Stream in Canada and the United States

Depot Creek, also known as Brown Creek and Kokanee Creek, is a large creek in south-central British Columbia, Canada and Whatcom County, Washington, United States. It is in the Pacific Ocean drainage basin, and is located in the North Cascades. A waterfall along its course, known as Depot Creek Falls, is a notable feature.

==Name origin==
Although a book on waterfalls says it was named after an old trading post near its mouth, hence the name "Depot", the British Columbia Names Office provides an alternative explanation.
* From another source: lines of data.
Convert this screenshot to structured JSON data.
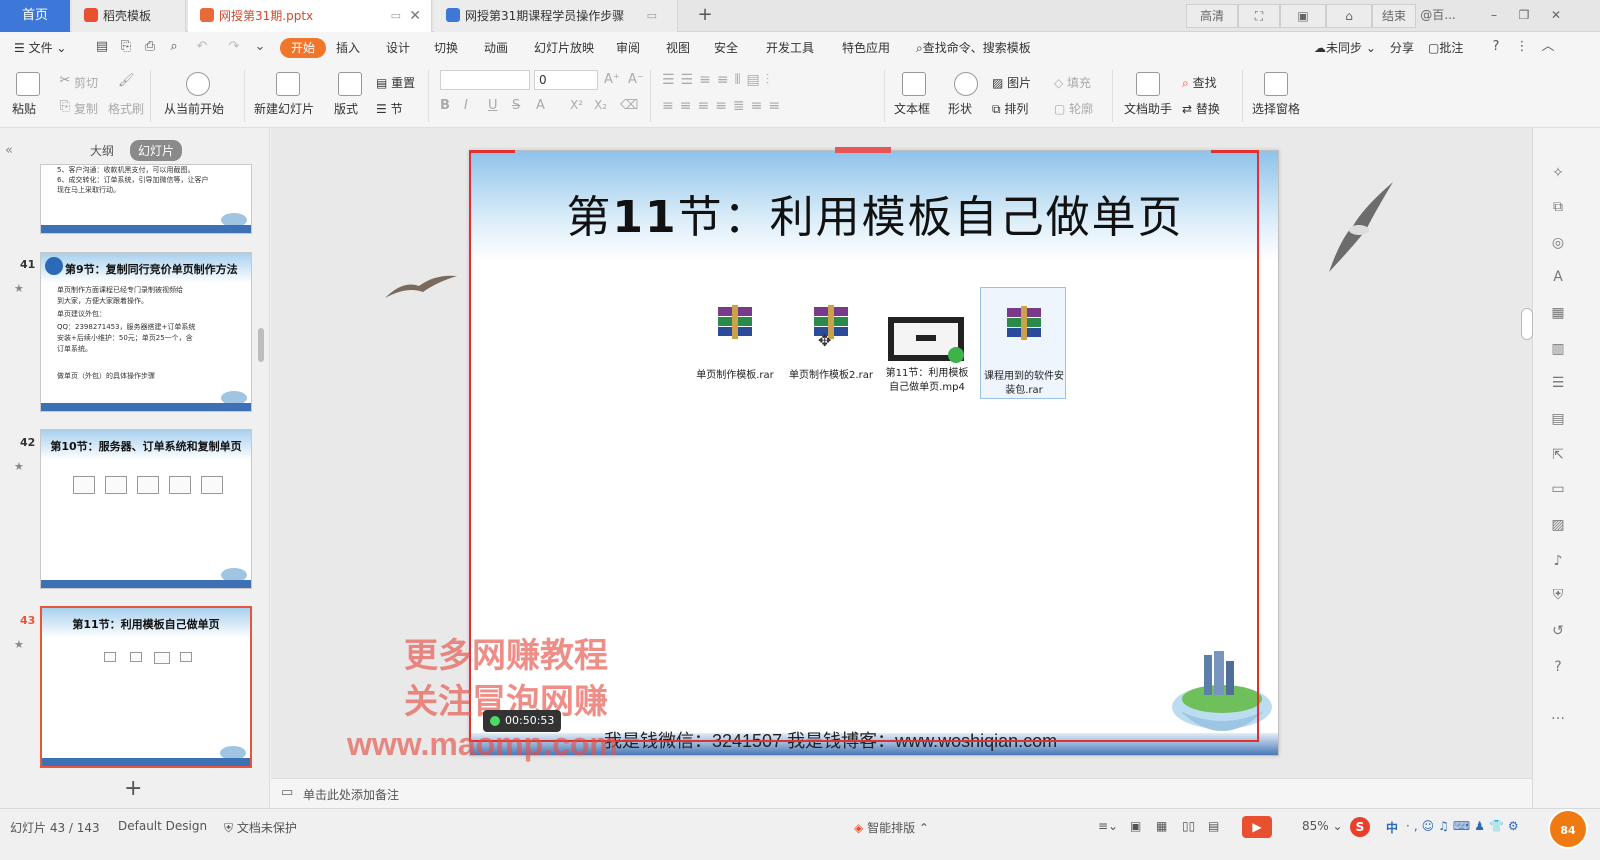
{
  "tabs": {
    "home": "首页",
    "items": [
      {
        "label": "稻壳模板",
        "color": "#e8502f"
      },
      {
        "label": "网授第31期.pptx",
        "color": "#e86a3a"
      },
      {
        "label": "网授第31期课程学员操作步骤",
        "color": "#3d78d8"
      }
    ]
  },
  "topright": {
    "hd": "高清",
    "end": "结束",
    "user": "@百..."
  },
  "menu": {
    "file": "文件",
    "items": [
      "开始",
      "插入",
      "设计",
      "切换",
      "动画",
      "幻灯片放映",
      "审阅",
      "视图",
      "安全",
      "开发工具",
      "特色应用"
    ],
    "search": "查找命令、搜索模板",
    "sync": "未同步",
    "share": "分享",
    "comment": "批注"
  },
  "ribbon": {
    "paste": "粘贴",
    "cut": "剪切",
    "copy": "复制",
    "format_painter": "格式刷",
    "from_current": "从当前开始",
    "new_slide": "新建幻灯片",
    "layout": "版式",
    "reset": "重置",
    "section": "节",
    "font_size": "0",
    "textbox": "文本框",
    "shape": "形状",
    "picture": "图片",
    "arrange": "排列",
    "fill": "填充",
    "outline": "轮廓",
    "doc_assistant": "文档助手",
    "find": "查找",
    "replace": "替换",
    "selection_pane": "选择窗格"
  },
  "leftpanel": {
    "outline_tab": "大纲",
    "slides_tab": "幻灯片",
    "slides": [
      {
        "num": "",
        "title": "",
        "lines": [
          "5、客户沟通：收款机黑支付，可以用截图。",
          "6、成交转化：订单系统，引导加微信等，让客户",
          "现在马上采取行动。"
        ]
      },
      {
        "num": "41",
        "title": "第9节：复制同行竞价单页制作方法",
        "lines": [
          "单页制作方面课程已经专门录制被视频给",
          "到大家，方便大家跟着操作。",
          "单页建议外包：",
          "QQ：2398271453，服务器搭建+订单系统",
          "安装+后续小维护：50元；单页25一个，含",
          "订单系统。",
          "做单页（外包）的具体操作步骤"
        ]
      },
      {
        "num": "42",
        "title": "第10节：服务器、订单系统和复制单页",
        "lines": []
      },
      {
        "num": "43",
        "title": "第11节：利用模板自己做单页",
        "lines": []
      }
    ],
    "thumb_footer": "我是钱微信：3241507  我是钱博客：www.woshiqian.com"
  },
  "slide": {
    "title_prefix": "第",
    "title_num": "11",
    "title_suffix": "节：利用模板自己做单页",
    "files": [
      {
        "label": "单页制作模板.rar",
        "type": "rar"
      },
      {
        "label": "单页制作模板2.rar",
        "type": "rar"
      },
      {
        "label": "第11节：利用模板自己做单页.mp4",
        "type": "video"
      },
      {
        "label": "课程用到的软件安装包.rar",
        "type": "rar"
      }
    ],
    "footer_text": "我是钱微信：3241507    我是钱博客：www.woshiqian.com"
  },
  "watermark": {
    "line1": "更多网赚教程",
    "line2": "关注冒泡网赚",
    "line3": "www.maomp.com"
  },
  "timer": "00:50:53",
  "notes": "单击此处添加备注",
  "status": {
    "slide_count": "幻灯片 43 / 143",
    "design": "Default Design",
    "protect": "文档未保护",
    "smart": "智能排版",
    "zoom": "85%",
    "ime": "中",
    "badge": "84"
  },
  "colors": {
    "accent": "#f0762a",
    "tab_blue": "#3d78d8",
    "selection_red": "#e5563d"
  }
}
It state that, since the creek is also known as Brown Creek after a US Army colonel who drowned in Chilliwack Lake in 1858 and was buried next to the creek, it was probably located near a supply depot of the Boundary Commission, which was active from 1858 to 1861. The Canadian Department of Fisheries and Oceans files on this creek, say that in addition to Brown Creek, it is also known as Kokanee Creek, for a species of land-locked sockeye common in the Pacific Northwest.

==Course==
Depot Creek begins at an unnamed lake Whatcom County, Washington State, United States, located in a cirque between Mount Redoubt and Mount Spickard. The creek exits the lake and flows northwest into a large, swamp-like area at the top of Depot Creek Falls. The creek then drops over the falls and reaches the bottom of the valley. From here the creek flows northwest, passes into British Columbia, Canada, and reaches its mouth at Chilliwack Lake near the lake's south end. Chilliwack Lake flows via the Chilliwack River and the Fraser River to the Pacific Ocean. The portion of the creek in the United States is in North Cascades National Park; the lower creek and creek mouth in Canada are within Chilliwack Lake Provincial Park.